Anyone seriously oncerned about their web applications, will have redundant sites, and a way to share the load. Few people pay attention to the fact that DNS requires geographically disparate DNS servers *, such that even in the event of a datacenter fire (or nuclear attack), there will still be an answer for your zone. Couple this with a few smaller server farms in separate places, and there won't be any problems. I went to look it up on wikipedia, but didn't find out where it is required for authoritative DNS servers to be in separate geographic regions. Where did I read this, DNS and BIND?
Zhrodague.net - I do projects and stuff too.
My wild guess is they are deferring preventative maintenance on these data centers so we are seeing these major outages now. Fire suppression, UPS, transfer switches, generators, distribution panels, transformers, network gear, server, storage devices and other gear will fail if you don't maintain them properly. As loads increase, the equipment will fail earlier and my guess the people have pushed the limit of this equipment beyond they the lifespan of load rating.

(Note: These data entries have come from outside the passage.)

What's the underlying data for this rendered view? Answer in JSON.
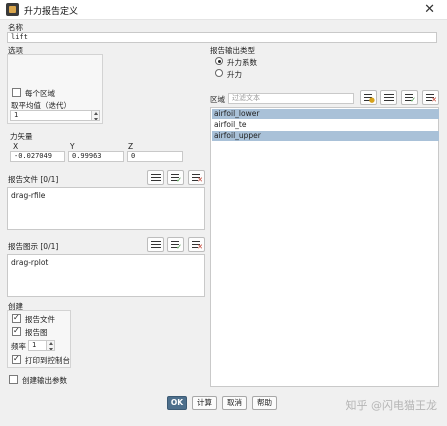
{
  "window": {
    "title": "升力报告定义"
  },
  "name": {
    "label": "名称",
    "value": "lift"
  },
  "options": {
    "label": "选项",
    "per_zone_label": "每个区域",
    "per_zone_checked": false,
    "average_label": "取平均值（迭代）",
    "average_value": "1"
  },
  "report_output_type": {
    "label": "报告输出类型",
    "options": [
      "升力系数",
      "升力"
    ],
    "selected_index": 0
  },
  "force_vector": {
    "label": "力矢量",
    "x_label": "X",
    "y_label": "Y",
    "z_label": "Z",
    "x_value": "-0.027049",
    "y_value": "0.99963",
    "z_value": "0"
  },
  "zones": {
    "label": "区域",
    "filter_placeholder": "过滤文本",
    "items": [
      "airfoil_lower",
      "airfoil_te",
      "airfoil_upper"
    ],
    "selected": [
      true,
      false,
      true
    ]
  },
  "report_files": {
    "label": "报告文件 [0/1]",
    "items": [
      "drag-rfile"
    ]
  },
  "report_plots": {
    "label": "报告图示 [0/1]",
    "items": [
      "drag-rplot"
    ]
  },
  "create": {
    "label": "创建",
    "report_file_label": "报告文件",
    "report_file_checked": true,
    "report_plot_label": "报告图",
    "report_plot_checked": true,
    "frequency_label": "频率",
    "frequency_value": "1",
    "print_console_label": "打印到控制台",
    "print_console_checked": true
  },
  "create_output_param": {
    "label": "创建输出参数",
    "checked": false
  },
  "buttons": {
    "ok": "OK",
    "compute": "计算",
    "cancel": "取消",
    "help": "帮助"
  },
  "watermark": "知乎 @闪电猫王龙",
  "colors": {
    "accent": "#4d6f8c",
    "selection": "#a9c1d8",
    "background": "#f0f0f0"
  }
}
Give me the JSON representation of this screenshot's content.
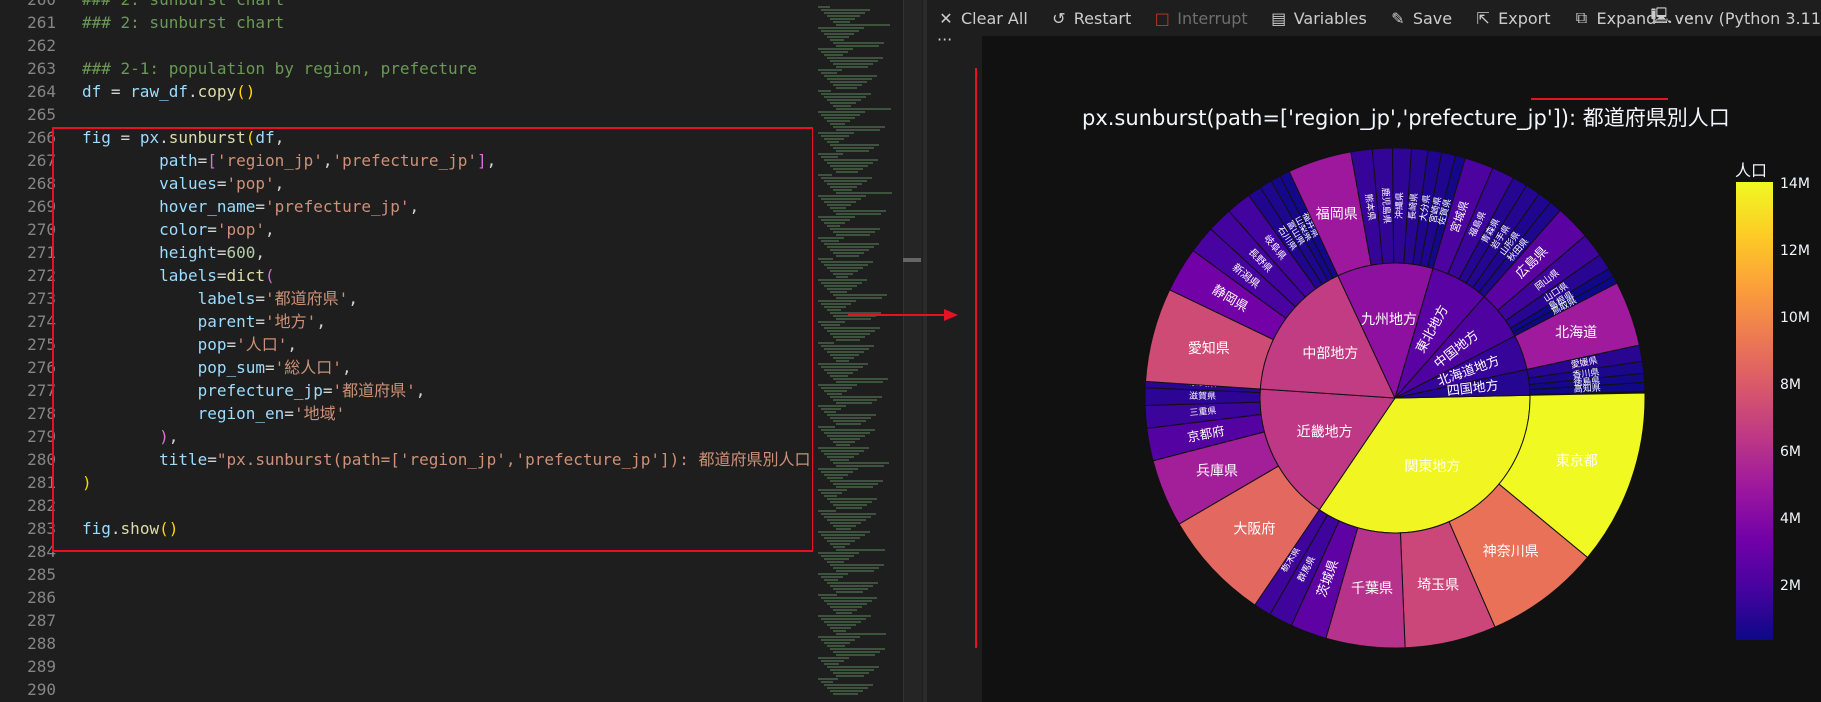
{
  "editor": {
    "lines": [
      {
        "n": "260",
        "html": "<span class='c-com'>### 2: sunburst chart</span>"
      },
      {
        "n": "261",
        "html": "<span class='c-com'>### 2: sunburst chart</span>"
      },
      {
        "n": "262",
        "html": ""
      },
      {
        "n": "263",
        "html": "<span class='c-com'>### 2-1: population by region, prefecture</span>"
      },
      {
        "n": "264",
        "html": "<span class='c-var'>df</span> = <span class='c-var'>raw_df</span>.<span class='c-fn'>copy</span><span class='c-punc'>()</span>"
      },
      {
        "n": "265",
        "html": ""
      },
      {
        "n": "266",
        "html": "<span class='c-var'>fig</span> = <span class='c-var'>px</span>.<span class='c-fn'>sunburst</span><span class='c-punc'>(</span><span class='c-var'>df</span>,"
      },
      {
        "n": "267",
        "html": "        <span class='c-var'>path</span>=<span class='c-pur'>[</span><span class='c-str'>'region_jp'</span>,<span class='c-str'>'prefecture_jp'</span><span class='c-pur'>]</span>,"
      },
      {
        "n": "268",
        "html": "        <span class='c-var'>values</span>=<span class='c-str'>'pop'</span>,"
      },
      {
        "n": "269",
        "html": "        <span class='c-var'>hover_name</span>=<span class='c-str'>'prefecture_jp'</span>,"
      },
      {
        "n": "270",
        "html": "        <span class='c-var'>color</span>=<span class='c-str'>'pop'</span>,"
      },
      {
        "n": "271",
        "html": "        <span class='c-var'>height</span>=<span class='c-num'>600</span>,"
      },
      {
        "n": "272",
        "html": "        <span class='c-var'>labels</span>=<span class='c-fn'>dict</span><span class='c-pur'>(</span>"
      },
      {
        "n": "273",
        "html": "            <span class='c-var'>labels</span>=<span class='c-str'>'都道府県'</span>,"
      },
      {
        "n": "274",
        "html": "            <span class='c-var'>parent</span>=<span class='c-str'>'地方'</span>,"
      },
      {
        "n": "275",
        "html": "            <span class='c-var'>pop</span>=<span class='c-str'>'人口'</span>,"
      },
      {
        "n": "276",
        "html": "            <span class='c-var'>pop_sum</span>=<span class='c-str'>'総人口'</span>,"
      },
      {
        "n": "277",
        "html": "            <span class='c-var'>prefecture_jp</span>=<span class='c-str'>'都道府県'</span>,"
      },
      {
        "n": "278",
        "html": "            <span class='c-var'>region_en</span>=<span class='c-str'>'地域'</span>"
      },
      {
        "n": "279",
        "html": "        <span class='c-pur'>)</span>,"
      },
      {
        "n": "280",
        "html": "        <span class='c-var'>title</span>=<span class='c-str'>\"px.sunburst(path=['region_jp','prefecture_jp']): 都道府県別人口\"</span>"
      },
      {
        "n": "281",
        "html": "<span class='c-punc'>)</span>"
      },
      {
        "n": "282",
        "html": ""
      },
      {
        "n": "283",
        "html": "<span class='c-var'>fig</span>.<span class='c-fn'>show</span><span class='c-punc'>()</span>"
      },
      {
        "n": "284",
        "html": ""
      },
      {
        "n": "285",
        "html": ""
      },
      {
        "n": "286",
        "html": ""
      },
      {
        "n": "287",
        "html": ""
      },
      {
        "n": "288",
        "html": ""
      },
      {
        "n": "289",
        "html": ""
      },
      {
        "n": "290",
        "html": ""
      }
    ]
  },
  "toolbar": {
    "clear_all": "Clear All",
    "restart": "Restart",
    "interrupt": "Interrupt",
    "variables": "Variables",
    "save": "Save",
    "export": "Export",
    "expand": "Expand",
    "more": "···",
    "kernel": "venv (Python 3.11"
  },
  "output": {
    "dots": "···",
    "title": "px.sunburst(path=['region_jp','prefecture_jp']): 都道府県別人口",
    "colorbar_title": "人口",
    "colorbar_ticks": [
      "14M",
      "12M",
      "10M",
      "8M",
      "6M",
      "4M",
      "2M"
    ]
  },
  "colors": {
    "accent_red": "#e81123"
  },
  "chart_data": {
    "type": "sunburst",
    "title": "px.sunburst(path=['region_jp','prefecture_jp']): 都道府県別人口",
    "colorbar": {
      "title": "人口",
      "ticks": [
        "14M",
        "12M",
        "10M",
        "8M",
        "6M",
        "4M",
        "2M"
      ],
      "colorscale": "plasma"
    },
    "regions": [
      {
        "label": "関東地方",
        "value": 43.0,
        "prefectures": [
          {
            "label": "東京都",
            "value": 14.0
          },
          {
            "label": "神奈川県",
            "value": 9.2
          },
          {
            "label": "埼玉県",
            "value": 7.3
          },
          {
            "label": "千葉県",
            "value": 6.3
          },
          {
            "label": "茨城県",
            "value": 2.9
          },
          {
            "label": "群馬県",
            "value": 1.9
          },
          {
            "label": "栃木県",
            "value": 1.9
          }
        ]
      },
      {
        "label": "近畿地方",
        "value": 20.5,
        "prefectures": [
          {
            "label": "大阪府",
            "value": 8.8
          },
          {
            "label": "兵庫県",
            "value": 5.4
          },
          {
            "label": "京都府",
            "value": 2.6
          },
          {
            "label": "三重県",
            "value": 1.8
          },
          {
            "label": "滋賀県",
            "value": 1.4
          },
          {
            "label": "奈良県",
            "value": 1.3
          },
          {
            "label": "和歌山県",
            "value": 0.9
          }
        ]
      },
      {
        "label": "中部地方",
        "value": 21.0,
        "prefectures": [
          {
            "label": "愛知県",
            "value": 7.5
          },
          {
            "label": "静岡県",
            "value": 3.6
          },
          {
            "label": "新潟県",
            "value": 2.2
          },
          {
            "label": "長野県",
            "value": 2.0
          },
          {
            "label": "岐阜県",
            "value": 2.0
          },
          {
            "label": "石川県",
            "value": 1.1
          },
          {
            "label": "富山県",
            "value": 1.0
          },
          {
            "label": "山梨県",
            "value": 0.8
          },
          {
            "label": "福井県",
            "value": 0.8
          }
        ]
      },
      {
        "label": "九州地方",
        "value": 14.2,
        "prefectures": [
          {
            "label": "福岡県",
            "value": 5.1
          },
          {
            "label": "熊本県",
            "value": 1.7
          },
          {
            "label": "鹿児島県",
            "value": 1.6
          },
          {
            "label": "沖縄県",
            "value": 1.5
          },
          {
            "label": "長崎県",
            "value": 1.3
          },
          {
            "label": "大分県",
            "value": 1.1
          },
          {
            "label": "宮崎県",
            "value": 1.1
          },
          {
            "label": "佐賀県",
            "value": 0.8
          }
        ]
      },
      {
        "label": "東北地方",
        "value": 8.6,
        "prefectures": [
          {
            "label": "宮城県",
            "value": 2.3
          },
          {
            "label": "福島県",
            "value": 1.8
          },
          {
            "label": "青森県",
            "value": 1.2
          },
          {
            "label": "岩手県",
            "value": 1.2
          },
          {
            "label": "山形県",
            "value": 1.1
          },
          {
            "label": "秋田県",
            "value": 1.0
          }
        ]
      },
      {
        "label": "中国地方",
        "value": 7.3,
        "prefectures": [
          {
            "label": "広島県",
            "value": 2.8
          },
          {
            "label": "岡山県",
            "value": 1.9
          },
          {
            "label": "山口県",
            "value": 1.3
          },
          {
            "label": "島根県",
            "value": 0.7
          },
          {
            "label": "鳥取県",
            "value": 0.6
          }
        ]
      },
      {
        "label": "北海道地方",
        "value": 5.2,
        "prefectures": [
          {
            "label": "北海道",
            "value": 5.2
          }
        ]
      },
      {
        "label": "四国地方",
        "value": 3.8,
        "prefectures": [
          {
            "label": "愛媛県",
            "value": 1.3
          },
          {
            "label": "香川県",
            "value": 0.95
          },
          {
            "label": "徳島県",
            "value": 0.72
          },
          {
            "label": "高知県",
            "value": 0.69
          }
        ]
      }
    ]
  }
}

Surprise surprise...there's a downside to consolidation. Hey morons, the internet was invented as a means to ensure redundant communications paths given nuclear warfare. The old central switch (physical switching) was seen as too cumbersome and vulnerable. Now that we have wonderfully redundant communications, and have done away with most of the downsides of physically distributed systems, morons are building logically centralized systems.

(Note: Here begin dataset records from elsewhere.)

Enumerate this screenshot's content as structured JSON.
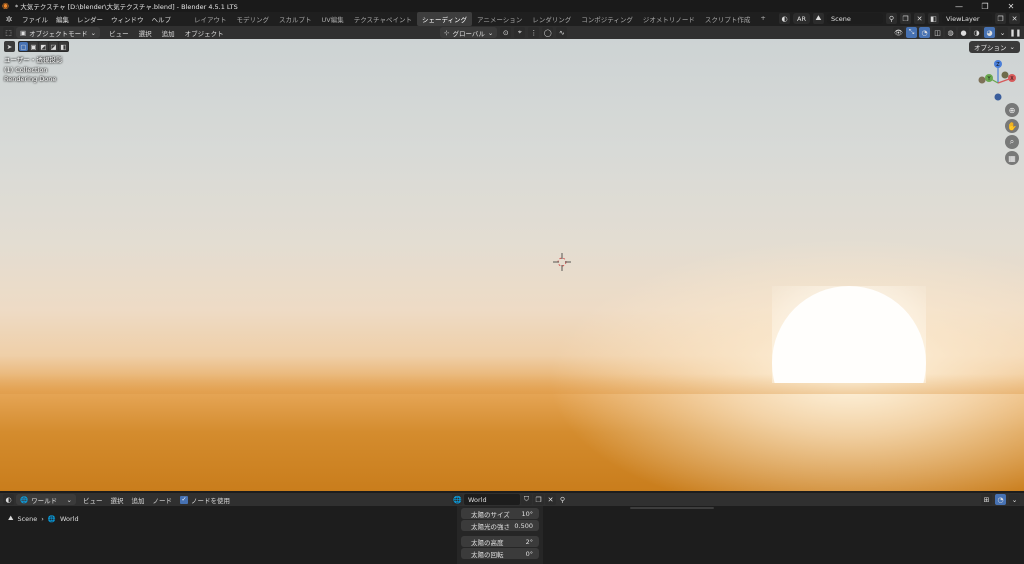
{
  "titlebar": {
    "title": "* 大気テクスチャ [D:\\blender\\大気テクスチャ.blend] - Blender 4.5.1 LTS",
    "minimize": "—",
    "maximize": "❐",
    "close": "✕"
  },
  "menu": [
    "ファイル",
    "編集",
    "レンダー",
    "ウィンドウ",
    "ヘルプ"
  ],
  "workspaces": [
    "レイアウト",
    "モデリング",
    "スカルプト",
    "UV編集",
    "テクスチャペイント",
    "シェーディング",
    "アニメーション",
    "レンダリング",
    "コンポジティング",
    "ジオメトリノード",
    "スクリプト作成"
  ],
  "active_workspace": "シェーディング",
  "add_workspace": "+",
  "topright": {
    "ar_label": "AR",
    "scene": "Scene",
    "view_layer": "ViewLayer"
  },
  "viewport_header": {
    "mode": "オブジェクトモード",
    "menus": [
      "ビュー",
      "選択",
      "追加",
      "オブジェクト"
    ],
    "transform": "グローバル"
  },
  "viewport": {
    "view_name": "ユーザー・透視投影",
    "collection": "(1) Collection",
    "status": "Rendering Done",
    "options": "オプション",
    "gizmo": {
      "x": "X",
      "y": "Y",
      "z": "Z"
    }
  },
  "node_header": {
    "editor": "ワールド",
    "menus": [
      "ビュー",
      "選択",
      "追加",
      "ノード"
    ],
    "use_nodes": "ノードを使用",
    "world_name": "World"
  },
  "breadcrumb": {
    "scene": "Scene",
    "sep": "›",
    "world": "World"
  },
  "sky_panel": [
    {
      "label": "太陽のサイズ",
      "value": "10°"
    },
    {
      "label": "太陽光の強さ",
      "value": "0.500"
    },
    {
      "label": "太陽の高度",
      "value": "2°"
    },
    {
      "label": "太陽の回転",
      "value": "0°"
    }
  ],
  "colors": {
    "accent": "#4772b3",
    "gizmo_x": "#d65a5a",
    "gizmo_y": "#6aa84f",
    "gizmo_z": "#4a7ed8",
    "sun": "#fffefc"
  }
}
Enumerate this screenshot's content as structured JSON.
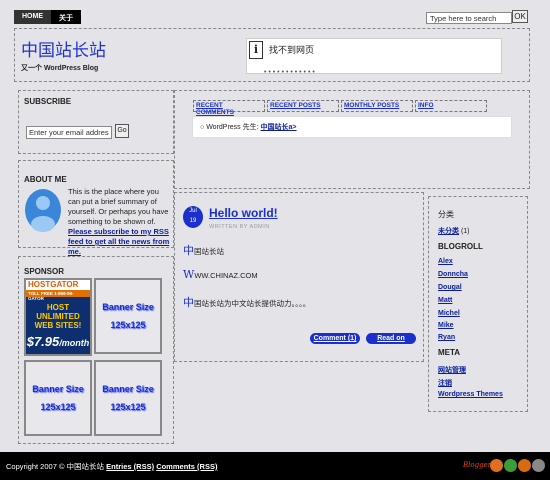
{
  "nav": {
    "items": [
      "HOME",
      "关于"
    ]
  },
  "search": {
    "placeholder": "Type here to search",
    "value": "Type here to search",
    "button": "OK"
  },
  "header": {
    "title": "中国站长站",
    "description": "又一个 WordPress Blog"
  },
  "notice": {
    "text": "找不到网页",
    "fragment": "• • •   • • •   •   • • •   • •"
  },
  "subscribe": {
    "heading": "SUBSCRIBE",
    "email_value": "Enter your email address...",
    "button": "Go"
  },
  "about": {
    "heading": "ABOUT ME",
    "text": "This is the place where you can put a brief summary of yourself. Or perhaps you have something to be shown of.",
    "link": "Please subscribe to my RSS feed to get all the news from me."
  },
  "sponsor": {
    "heading": "SPONSOR",
    "hostgator": {
      "name": "HOSTGATOR",
      "tagline": "TOLL FREE 1-866-96-GATOR",
      "line1": "HOST UNLIMITED",
      "line2": "WEB SITES!",
      "price": "$7.95",
      "period": "/month"
    },
    "banners": [
      {
        "line1": "Banner Size",
        "line2": "125x125"
      },
      {
        "line1": "Banner Size",
        "line2": "125x125"
      },
      {
        "line1": "Banner Size",
        "line2": "125x125"
      }
    ]
  },
  "tabs": {
    "items": [
      "RECENT COMMENTS",
      "RECENT POSTS",
      "MONTHLY POSTS",
      "INFO"
    ],
    "recent": {
      "author": "WordPress 先生:",
      "link": "中国站长a>"
    }
  },
  "post": {
    "date_month": "Jul",
    "date_day": "19",
    "title": "Hello world!",
    "meta": "WRITTEN BY ADMIN",
    "p1_big": "中",
    "p1": "国站长站",
    "p2_big": "W",
    "p2": "WW.CHINAZ.COM",
    "p3_big": "中",
    "p3": "国站长站为中文站长提供动力。。。。",
    "comment_btn": "Comment (1)",
    "read_btn": "Read on"
  },
  "rightbar": {
    "categories_heading": "分类",
    "category": "未分类",
    "category_count": "(1)",
    "blogroll_heading": "BLOGROLL",
    "blogroll": [
      "Alex",
      "Donncha",
      "Dougal",
      "Matt",
      "Michel",
      "Mike",
      "Ryan"
    ],
    "meta_heading": "META",
    "meta": [
      "网站管理",
      "注销",
      "Wordpress Themes"
    ]
  },
  "footer": {
    "copyright": "Copyright 2007 © 中国站长站",
    "entries": "Entries (RSS)",
    "comments": "Comments (RSS)",
    "brand": "Bloggerz"
  },
  "colors": {
    "accent": "#1a2fcc",
    "background": "#e4e4e8",
    "footer": "#000000"
  }
}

NEWSFLASH - Redundant communications and physical virtualization do very little for you if you build a logical mainframe.
Truly distributed systems must be physically AND logically DISTRIBUTED with redundant comms paths in order to gain the full benefits of decentralization. (e.g. Distributed isn't distributed if all your authentication is done at one site or all your traffic must pass through .)
"Major" data center or not, the one your company employing you at the time is using is the important one.
In my experiences, data center backups fail about a third the time power is interupted somewhere.
Servers in an Oakland California center were the victim of the loss of one of three power phases, while the monitoring that would have switched over to the diesel generators was looking at the power level of other phases. UPS systems ran out of power. An extra level of redundancy in the form of rack mount UPSes allowed servers to shut down properly despite the data center's loss of routing.
Data center #2 was the victim of a simple power outage and immediate failure of the main data center UPS system. According to a security guard I talked to, "it exploded". The diesel backup never had a chance to start.
Then the doubly-sourced Power Distribution Unit supplying a rack at a third ISP failed in a way that turned off both sources supplying the servers.
Hint: Add an extra level of UPS redundancy and safe shutdown software daemons, at least. Multiple data centers if you need more nines.
authorize.net are apparently complete idiots, if they are that large and all their equipment is in one datacenter then that's bordering on insane. Heck, my little company of under 1k employees has two facilities. Anyone who's should be running a site with 100k+ customers knows better.
There are 4 boxes to use in the defense of liberty: soap, ballot, jury, ammo. Use in that order. Starting now.